La grève des salariés de Naval Group qui perturbait depuis le 15 octobre la base de l'Île Longue (Finistère), qui abrite dans la rade de Brest les sous-marins nucléaires lanceurs d'engins (SNLE), s'est terminée jeudi, a-t-on appris auprès de la direction.

"Le personnel Naval Group de l'Île longue, en grève depuis plusieurs jours, a repris le travail ce jeudi au matin", a indiqué la direction à l'AFP, précisant que les conditions étaient "désormais réunies pour poursuivre le dialogue dans un climat serein et apaisé".

"Des points d'accord ont déjà été trouvés et d'autres feront l'objet prochainement de négociations avec l'ensemble des organisations syndicales", a fait valoir la direction, alors qu'environ 280 personnes étaient grévistes chaque jour selon elle depuis le début du mouvement social.

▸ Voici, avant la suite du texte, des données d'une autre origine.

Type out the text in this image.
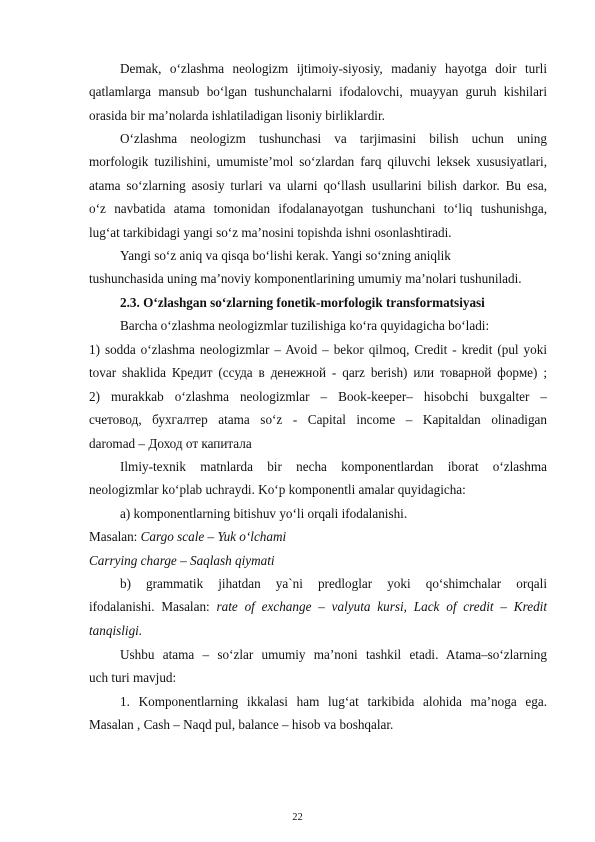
Demak, o‘zlashma neologizm ijtimoiy-siyosiy, madaniy hayotga doir turli
qatlamlarga mansub bo‘lgan tushunchalarni ifodalovchi, muayyan guruh kishilari
orasida bir ma’nolarda ishlatiladigan lisoniy birliklardir.

O‘zlashma neologizm tushunchasi va tarjimasini bilish uchun uning
morfologik tuzilishini, umumiste’mol so‘zlardan farq qiluvchi leksek xususiyatlari,
atama so‘zlarning asosiy turlari va ularni qo‘llash usullarini bilish darkor. Bu esa,
o‘z navbatida atama tomonidan ifodalanayotgan tushunchani to‘liq tushunishga,
lug‘at tarkibidagi yangi so‘z ma’nosini topishda ishni osonlashtiradi.

Yangi so‘z aniq va qisqa bo‘lishi kerak. Yangi so‘zning aniqlik
tushunchasida uning ma’noviy komponentlarining umumiy ma’nolari tushuniladi.

2.3. O‘zlashgan so‘zlarning fonetik-morfologik transformatsiyasi

Barcha o‘zlashma neologizmlar tuzilishiga ko‘ra quyidagicha bo‘ladi:

1) sodda o‘zlashma neologizmlar – Avoid – bekor qilmoq, Credit - kredit (pul yoki
tovar shaklida Кредит (ссуда в денежной - qarz berish) или товарной форме) ;
2) murakkab o‘zlashma neologizmlar – Book-keeper– hisobchi buxgalter –
счетовод, бухгалтер atama so‘z - Capital income – Kapitaldan olinadigan
daromad – Доход от капитала

Ilmiy-texnik matnlarda bir necha komponentlardan iborat o‘zlashma
neologizmlar ko‘plab uchraydi. Ko‘p komponentli amalar quyidagicha:

a) komponentlarning bitishuv yo‘li orqali ifodalanishi.

Masalan: Cargo scale – Yuk o‘lchami

Carrying charge – Saqlash qiymati

b) grammatik jihatdan ya`ni predloglar yoki qo‘shimchalar orqali
ifodalanishi. Masalan: rate of exchange – valyuta kursi, Lack of credit – Kredit
tanqisligi.

Ushbu atama – so‘zlar umumiy ma’noni tashkil etadi. Atama–so‘zlarning
uch turi mavjud:

1. Komponentlarning ikkalasi ham lug‘at tarkibida alohida ma’noga ega.
Masalan , Cash – Naqd pul, balance – hisob va boshqalar.

22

D'après Roland Guilcher, délégué syndical CGT du groupe, la grève était motivée "par les conditions de travail et de vie qui se dégradent pour les salariés de Naval group" travaillant à l'Île longue.

La base de l'Île Longue, élément central de la dissuasion nucléaire française, abrite loin des regards les quatre SNLE de la Force océanique stratégique (FOST).

Pour s'y rendre les salariés de Naval Group doivent soit emprunter la route pour un trajet d'une heure, soit prendre le transrade depuis la base navale pour un trajet d'une trentaine de minutes.